Millennia ago, it was common knowledge the Earth was flat and the sun revolved around us. In the absence of evidence to the contrary, we trusted our observations that the ground we were standing on is stationary and that if you looked out across great distances, aside from natural gradations of geography, it certainly appeared to be flat.

We now know it is round—or to be accurate an oblong spheroid—that revolves around the sun and the reason it feels stationary and looks flat is because, well, physics.

If I stand out on Fox Point and look out across the sea, my gut still tells me Earth is flat and stationary. There are still those who believe that, but most of us trust millennia of cumulative human knowledge more than our personal powers of observation in this particular case.

Our initial experience with trust is based on our reliance as babies and young children on adults to keep us alive. We soon learn, however, that even our parents cannot be completely trusted—spoiler alert for any precocious six-year-olds who may be reading this—when we find out Santa Claus is not real.

Babies are not skeptical or credulous by nature, we are trained to trust and distrust, initially by our parents, or parental surrogates, and later by life itself. For each of us, all of that gets rolled up into a personal narrative that guides our reactions to everything.

For example, my gut tells me there is something fishy about this numbered company in St. John’s that is leasing land to Canopy Growth for its cannabis facility.

I have no direct evidence of anything untoward happening, but my gut does not trust people who hide behind numbered companies to do business. My gut does not trust people who run corporations to act in the best interests of anybody but themselves. My gut also does not trust Liberal governments to hold those corporations accountable.

Of course, sometimes my gut is conflicted. My gut tells me that the fact Ches Crosbie is leading the charge to ferret out whether there is a fire burning under the pot smoke, means my gut might be wrong because the only politicians my gut finds more untrustworthy than Liberals are Conservatives.

My gut tells me my gut has good reason to feel this way based of a history of financial scandal upon political scandal upon personal scandal dating back to Sir John A. MacDonald and at every level of government.

We tend to trust our guts, I think, because we have little choice. The sheer vastness of cumulative human knowledge combined with how busy most of us are just living our lives, makes it virtually impossible to know much of anything with great certainty.

I favour Professor Barret’s conclusions, not because I have examined all the research, but because I trust her expertise. If I am being honest, though, I trust her expertise largely because it fits my personal narrative. My gut tells me she is right.

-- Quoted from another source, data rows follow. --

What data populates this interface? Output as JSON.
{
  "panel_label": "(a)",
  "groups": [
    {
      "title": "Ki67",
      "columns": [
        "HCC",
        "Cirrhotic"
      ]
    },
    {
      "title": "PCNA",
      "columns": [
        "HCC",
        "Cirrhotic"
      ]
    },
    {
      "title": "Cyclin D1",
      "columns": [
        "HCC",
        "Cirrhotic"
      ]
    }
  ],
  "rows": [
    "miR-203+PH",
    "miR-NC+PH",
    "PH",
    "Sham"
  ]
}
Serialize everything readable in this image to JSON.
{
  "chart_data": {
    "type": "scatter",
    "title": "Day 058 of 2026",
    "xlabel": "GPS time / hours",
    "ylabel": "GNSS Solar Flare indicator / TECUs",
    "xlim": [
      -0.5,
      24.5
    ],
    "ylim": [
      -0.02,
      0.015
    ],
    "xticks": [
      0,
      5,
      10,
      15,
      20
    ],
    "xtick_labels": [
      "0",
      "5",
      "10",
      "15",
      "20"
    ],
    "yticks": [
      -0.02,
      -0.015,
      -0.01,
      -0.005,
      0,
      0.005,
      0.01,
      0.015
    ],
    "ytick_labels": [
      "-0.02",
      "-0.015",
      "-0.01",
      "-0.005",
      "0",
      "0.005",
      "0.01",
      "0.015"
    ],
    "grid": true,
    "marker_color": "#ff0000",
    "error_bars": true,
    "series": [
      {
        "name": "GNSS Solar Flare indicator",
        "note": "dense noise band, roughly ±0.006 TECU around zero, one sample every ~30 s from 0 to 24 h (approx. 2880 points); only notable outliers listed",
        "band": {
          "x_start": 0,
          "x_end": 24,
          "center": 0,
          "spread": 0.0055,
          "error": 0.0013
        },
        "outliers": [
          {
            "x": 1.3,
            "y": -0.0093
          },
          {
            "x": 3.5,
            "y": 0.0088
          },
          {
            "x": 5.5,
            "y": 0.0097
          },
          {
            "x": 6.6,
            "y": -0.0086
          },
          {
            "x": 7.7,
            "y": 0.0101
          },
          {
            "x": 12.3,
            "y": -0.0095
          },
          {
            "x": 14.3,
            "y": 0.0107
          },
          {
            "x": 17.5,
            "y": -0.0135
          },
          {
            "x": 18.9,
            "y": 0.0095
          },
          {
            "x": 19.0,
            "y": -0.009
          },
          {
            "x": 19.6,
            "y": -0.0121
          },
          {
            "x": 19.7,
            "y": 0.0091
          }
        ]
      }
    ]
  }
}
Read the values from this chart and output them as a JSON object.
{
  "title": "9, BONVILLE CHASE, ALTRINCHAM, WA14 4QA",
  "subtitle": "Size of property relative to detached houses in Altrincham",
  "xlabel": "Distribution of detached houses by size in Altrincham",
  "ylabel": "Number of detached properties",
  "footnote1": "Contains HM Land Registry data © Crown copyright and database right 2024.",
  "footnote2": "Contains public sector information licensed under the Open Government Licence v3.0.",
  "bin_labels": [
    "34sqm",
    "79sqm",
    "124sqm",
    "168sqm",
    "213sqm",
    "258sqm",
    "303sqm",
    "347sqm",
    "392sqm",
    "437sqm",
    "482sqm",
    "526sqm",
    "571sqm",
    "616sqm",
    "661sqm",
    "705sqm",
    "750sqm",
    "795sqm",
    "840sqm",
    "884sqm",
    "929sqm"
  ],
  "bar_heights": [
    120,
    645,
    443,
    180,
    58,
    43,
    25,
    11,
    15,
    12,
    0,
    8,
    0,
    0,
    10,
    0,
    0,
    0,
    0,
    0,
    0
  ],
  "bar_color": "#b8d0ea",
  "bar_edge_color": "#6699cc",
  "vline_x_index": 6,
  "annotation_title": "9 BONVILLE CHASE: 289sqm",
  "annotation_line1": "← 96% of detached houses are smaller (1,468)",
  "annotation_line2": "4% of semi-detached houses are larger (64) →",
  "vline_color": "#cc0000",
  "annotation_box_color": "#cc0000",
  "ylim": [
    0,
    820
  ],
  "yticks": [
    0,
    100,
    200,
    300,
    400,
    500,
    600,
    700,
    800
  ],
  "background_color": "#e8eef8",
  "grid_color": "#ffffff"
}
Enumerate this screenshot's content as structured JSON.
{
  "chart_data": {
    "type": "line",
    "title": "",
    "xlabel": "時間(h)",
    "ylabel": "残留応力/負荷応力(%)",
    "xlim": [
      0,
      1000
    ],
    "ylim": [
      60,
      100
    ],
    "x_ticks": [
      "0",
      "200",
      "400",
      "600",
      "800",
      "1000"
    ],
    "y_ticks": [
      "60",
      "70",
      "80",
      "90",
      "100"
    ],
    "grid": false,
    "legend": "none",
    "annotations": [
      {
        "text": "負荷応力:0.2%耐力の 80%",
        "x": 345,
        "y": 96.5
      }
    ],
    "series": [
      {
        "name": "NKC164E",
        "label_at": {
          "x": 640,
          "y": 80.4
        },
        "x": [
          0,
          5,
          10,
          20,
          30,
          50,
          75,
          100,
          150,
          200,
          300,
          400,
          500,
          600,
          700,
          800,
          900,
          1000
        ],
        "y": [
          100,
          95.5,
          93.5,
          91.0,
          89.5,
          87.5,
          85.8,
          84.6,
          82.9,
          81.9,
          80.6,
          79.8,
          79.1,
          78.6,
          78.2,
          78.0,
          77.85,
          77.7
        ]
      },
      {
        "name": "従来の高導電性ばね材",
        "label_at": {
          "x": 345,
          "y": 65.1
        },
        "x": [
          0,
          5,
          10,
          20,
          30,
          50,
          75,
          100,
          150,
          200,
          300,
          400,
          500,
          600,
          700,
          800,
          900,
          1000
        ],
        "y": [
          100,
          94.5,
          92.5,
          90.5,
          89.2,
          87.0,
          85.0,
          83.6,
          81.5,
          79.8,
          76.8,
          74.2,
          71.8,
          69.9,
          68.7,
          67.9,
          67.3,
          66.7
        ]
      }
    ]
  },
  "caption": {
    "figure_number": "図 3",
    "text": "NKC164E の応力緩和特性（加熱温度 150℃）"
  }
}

Fortunately, we also have brains. My brain tells me that my gut is often wrong. My brain tells me I should demand more proof of the nature versus nurture regarding emotional intelligence. My brain tells me that there are good and bad apples among business people and among Liberals and Conservatives.

My brain tells me that my gut is not a decision-making tool, but a starting point for further investigation. My brain tells me that regardless of how my gut feels about Conservatives, I should be cheering Mr. Crosbie on to get to the bottom of the Canopy situation.

The spherical Earth did not become fact because ancient Greek philosophers had a gut feeling flat Earth observations were wrong. It became fact because subsequent technological advancements made it possible for scientists and explorers to practically demonstrate that now almost universally-accepted reality.

I am not saying we should ignore our guts completely, but anyone who blindly trusts their guts is not using their brain, which, by the way, has 200 times the number of neurons as the enteric nervous system.